Just because it's worked once (SO FAR) does not mean it would work again, though. Such a hypothetical was thrown out there by NBA Players Association executive director Michelle Roberts, who said if "tomorrow looks like today," then the bubble is the only realistic option to hold the 2020-21 season in full. Via ESPN:
""If tomorrow looks like today, I don't know how we say we can do it differently," Roberts told ESPN in a phone interview Tuesday afternoon. "If tomorrow looks like today, and today we all acknowledge -- and this is not Michele talking, this is the league, together with the PA and our respective experts saying, 'This is the way to do it' -- then that's going to have to be the way to do it.""
Part of what makes this current bubble situation work is that it's only for the most important part of the season: the playoffs. MLB players wanted no part of a full season bubble in Arizona, which obviously ended up being the right call given Arizona is now one of the most-impacted states in the country by coronavirus. But they initially shot it down because an entire season spent in a bubble environment with limited to no access to their family and friends just isn't something anyone will willingly sign up for. Even if it means a season will be held and they are compensated handsomely.
It's an easier sell to NBA players to tell them they'll only be there for a few months and the opportunity to win a championship as the main sales point. But especially for teams that go deep into the playoffs, coming back from their time holed up in Disney hotels and then being told they're doing the same thing two or three months later will not land well. It just won't. Even if they managed to get enough space to bring in immediate family members for players and staff, the players won't willingly be sequestered away for an 82-game season.
Thus, the NBA will need to get creative if Roberts is right and the state of the country has not improved enough to hold the season as they would in a normal year.
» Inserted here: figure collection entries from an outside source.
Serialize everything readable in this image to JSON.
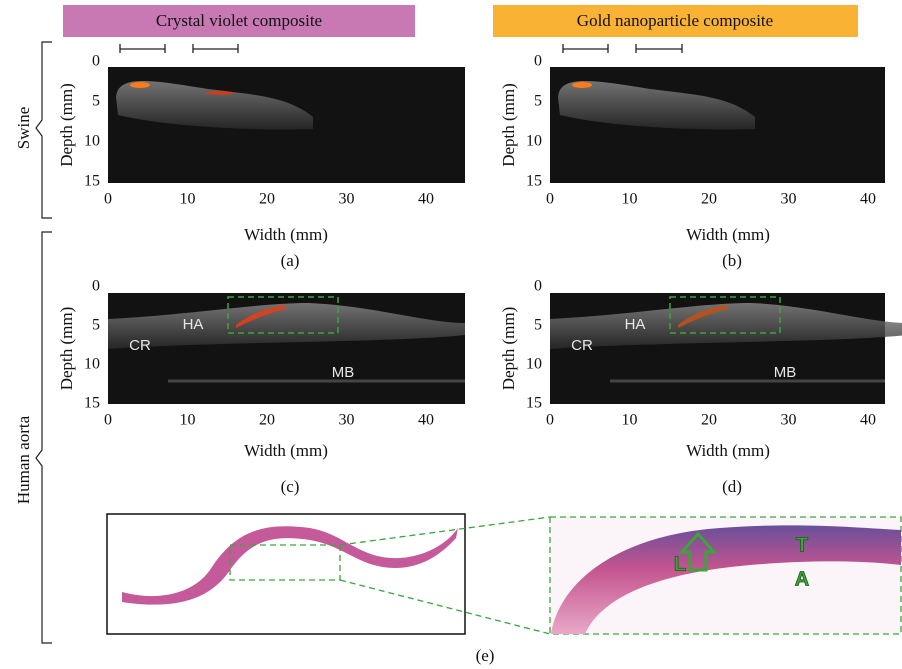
{
  "headers": [
    "Crystal violet composite",
    "Gold nanoparticle composite"
  ],
  "row_labels": [
    "Swine",
    "Human aorta"
  ],
  "panels": [
    {
      "caption": "(a)",
      "xlabel": "Width (mm)",
      "ylabel": "Depth (mm)",
      "xticks": [
        0,
        10,
        20,
        30,
        40
      ],
      "yticks": [
        0,
        5,
        10,
        15
      ],
      "annotations": []
    },
    {
      "caption": "(b)",
      "xlabel": "Width (mm)",
      "ylabel": "Depth (mm)",
      "xticks": [
        0,
        10,
        20,
        30,
        40
      ],
      "yticks": [
        0,
        5,
        10,
        15
      ],
      "annotations": []
    },
    {
      "caption": "(c)",
      "xlabel": "Width (mm)",
      "ylabel": "Depth (mm)",
      "xticks": [
        0,
        10,
        20,
        30,
        40
      ],
      "yticks": [
        0,
        5,
        10,
        15
      ],
      "annotations": [
        "HA",
        "CR",
        "MB"
      ]
    },
    {
      "caption": "(d)",
      "xlabel": "Width (mm)",
      "ylabel": "Depth (mm)",
      "xticks": [
        0,
        10,
        20,
        30,
        40
      ],
      "yticks": [
        0,
        5,
        10,
        15
      ],
      "annotations": [
        "HA",
        "CR",
        "MB"
      ]
    }
  ],
  "histology": {
    "caption": "(e)",
    "labels": [
      "L",
      "T",
      "A"
    ]
  }
}
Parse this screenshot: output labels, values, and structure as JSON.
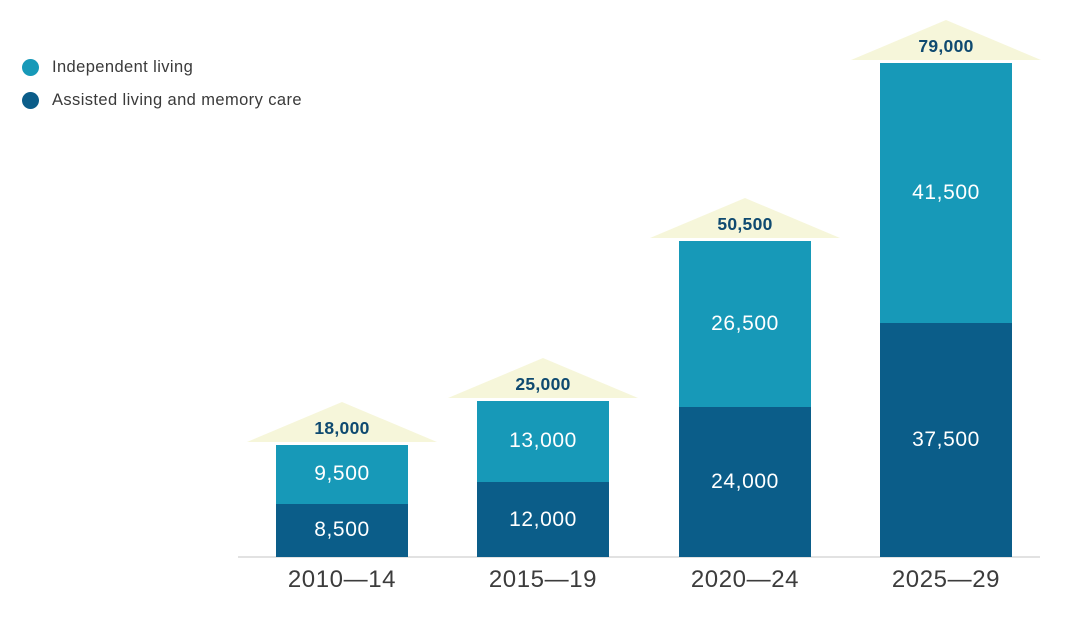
{
  "legend": {
    "items": [
      {
        "label": "Independent living",
        "color": "#1799B8"
      },
      {
        "label": "Assisted living and memory care",
        "color": "#0B5D89"
      }
    ]
  },
  "chart_data": {
    "type": "bar",
    "stacked": true,
    "categories": [
      "2010—14",
      "2015—19",
      "2020—24",
      "2025—29"
    ],
    "series": [
      {
        "name": "Assisted living and memory care",
        "color": "#0B5D89",
        "values": [
          8500,
          12000,
          24000,
          37500
        ]
      },
      {
        "name": "Independent living",
        "color": "#1799B8",
        "values": [
          9500,
          13000,
          26500,
          41500
        ]
      }
    ],
    "totals": [
      18000,
      25000,
      50500,
      79000
    ],
    "marker_shape": "up-arrow",
    "marker_color": "#F6F6DA",
    "total_label_color": "#0F4A70",
    "value_label_color": "#FFFFFF",
    "axis_label_color": "#3C3C3C",
    "baseline_color": "#E2E2E2",
    "legend_position": "top-left",
    "grid": false,
    "ylim": [
      0,
      79000
    ]
  }
}
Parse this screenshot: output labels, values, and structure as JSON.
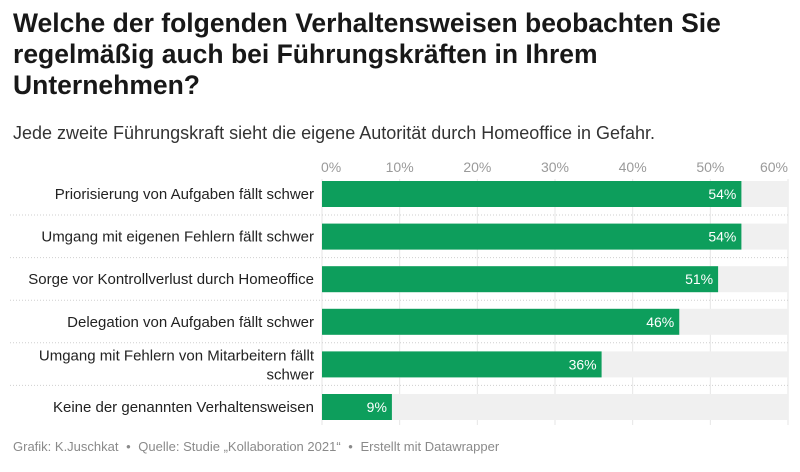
{
  "title": "Welche der folgenden Verhaltensweisen beobachten Sie regelmäßig auch bei Führungskräften in Ihrem Unternehmen?",
  "subtitle": "Jede zweite Führungskraft sieht die eigene Autorität durch Homeoffice in Gefahr.",
  "chart_data": {
    "type": "bar",
    "orientation": "horizontal",
    "categories": [
      "Priorisierung von Aufgaben fällt schwer",
      "Umgang mit eigenen Fehlern fällt schwer",
      "Sorge vor Kontrollverlust durch Homeoffice",
      "Delegation von Aufgaben fällt schwer",
      "Umgang mit Fehlern von Mitarbeitern fällt schwer",
      "Keine der genannten Verhaltensweisen"
    ],
    "values": [
      54,
      54,
      51,
      46,
      36,
      9
    ],
    "value_labels": [
      "54%",
      "54%",
      "51%",
      "46%",
      "36%",
      "9%"
    ],
    "xlim": [
      0,
      60
    ],
    "ticks": [
      0,
      10,
      20,
      30,
      40,
      50,
      60
    ],
    "tick_labels": [
      "0%",
      "10%",
      "20%",
      "30%",
      "40%",
      "50%",
      "60%"
    ],
    "tick_position": "top",
    "grid": true,
    "colors": {
      "bar": "#0d9e5c",
      "track": "#f0f0f0",
      "value_label": "#ffffff",
      "tick_label": "#9a9a9a"
    }
  },
  "footer": {
    "grafik": "Grafik: K.Juschkat",
    "quelle": "Quelle: Studie „Kollaboration 2021“",
    "tool": "Erstellt mit Datawrapper",
    "separator": "•"
  }
}
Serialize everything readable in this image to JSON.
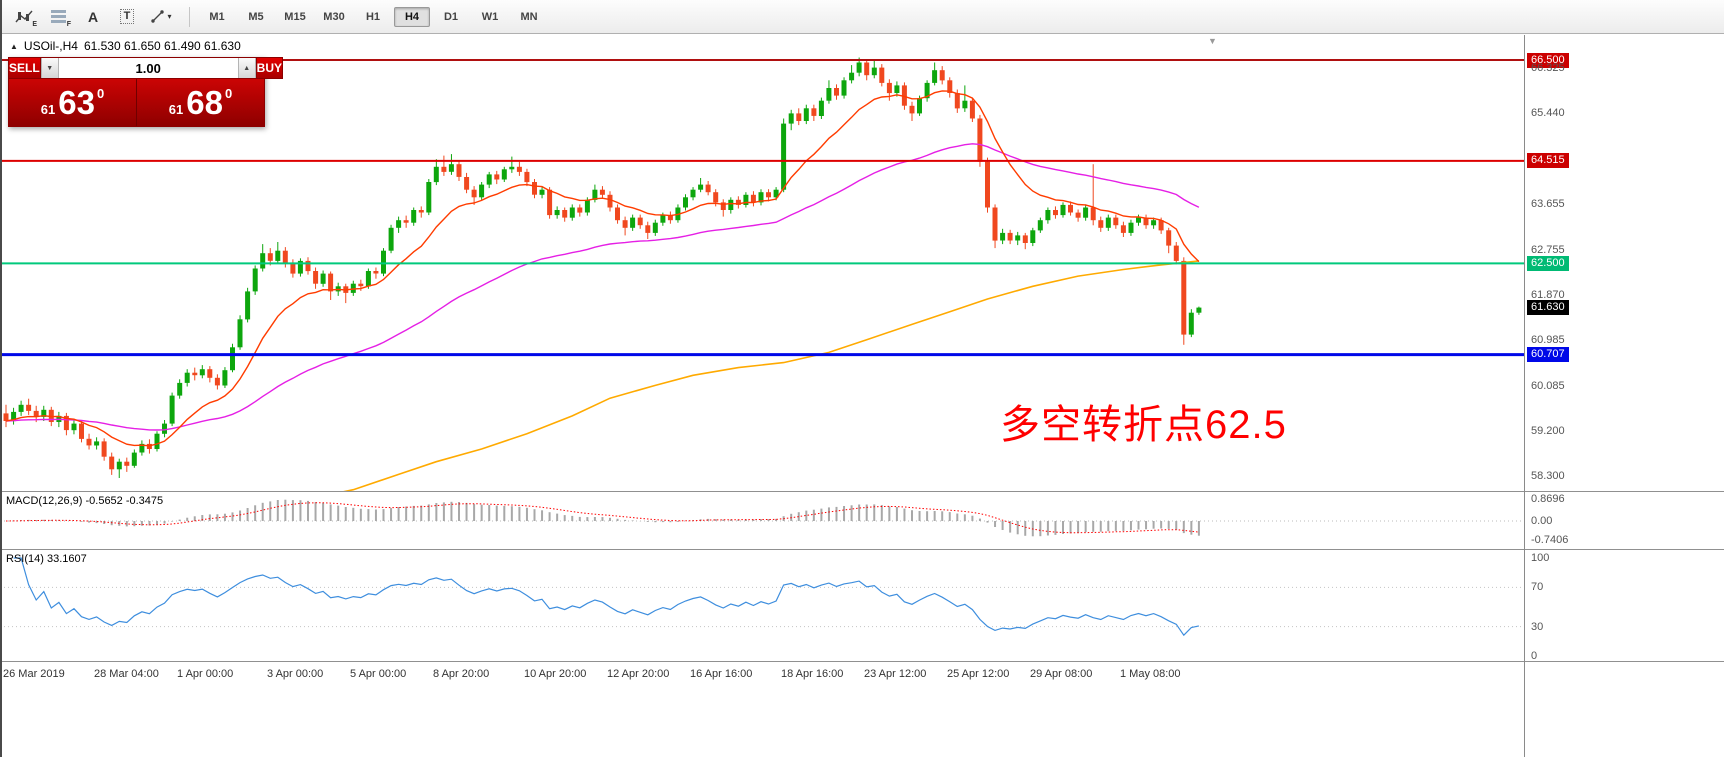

Operating under the assumption that this season will end as scheduled and a bubble successfully prevents an outbreak, it could be re-used, but in a different way than Roberts is suggesting. The league could split the season up into two halves to prevent bubble fatigue. Have all 30 teams show up in Orlando in December, play 41 games over the course of two months, then give everyone a month-long recess, sort of like an extended All-Star break. Come back in early March, play the remaining 41 games until early May, then take another several-week recess before doing the same thing for the playoffs, with the Finals presumably running until early to mid-July.
This would throw off the league's offseason schedule again, but as Roberts appears to recognize, getting things back to "normal" takes a backseat to ensuring everyone's safety and the viability of a full 2020-21 season. It would be mentally exhausting for the players, to be sure. Having their families there would be a requirement for something like this, which seems feasible given teams who make it past the first round of the playoffs in the current bubble can bring immediate family in. But not everyone who plays in the NBA is married and has kids. There are plenty of young guys with a lot of money who want to go out and spend it. Sitting still for a few months in pursuit of a ring is one thing, but the telling a young 20-something with millions in the bank account they have to stay put at Disney for a six-month regular season is something else entirely. This proposed solution addresses that as best as anyone could hope.
The NBA seems the most willing of the major sports leagues to explore every avenue in order to find something resembling an optimal solution. We will all have much, much bigger problems to worry about if the country hasn't gotten a handle on coronavirus come December, but in terms of the problems facing the NBA, people are going to have to think outside the box. How far remains to be seen.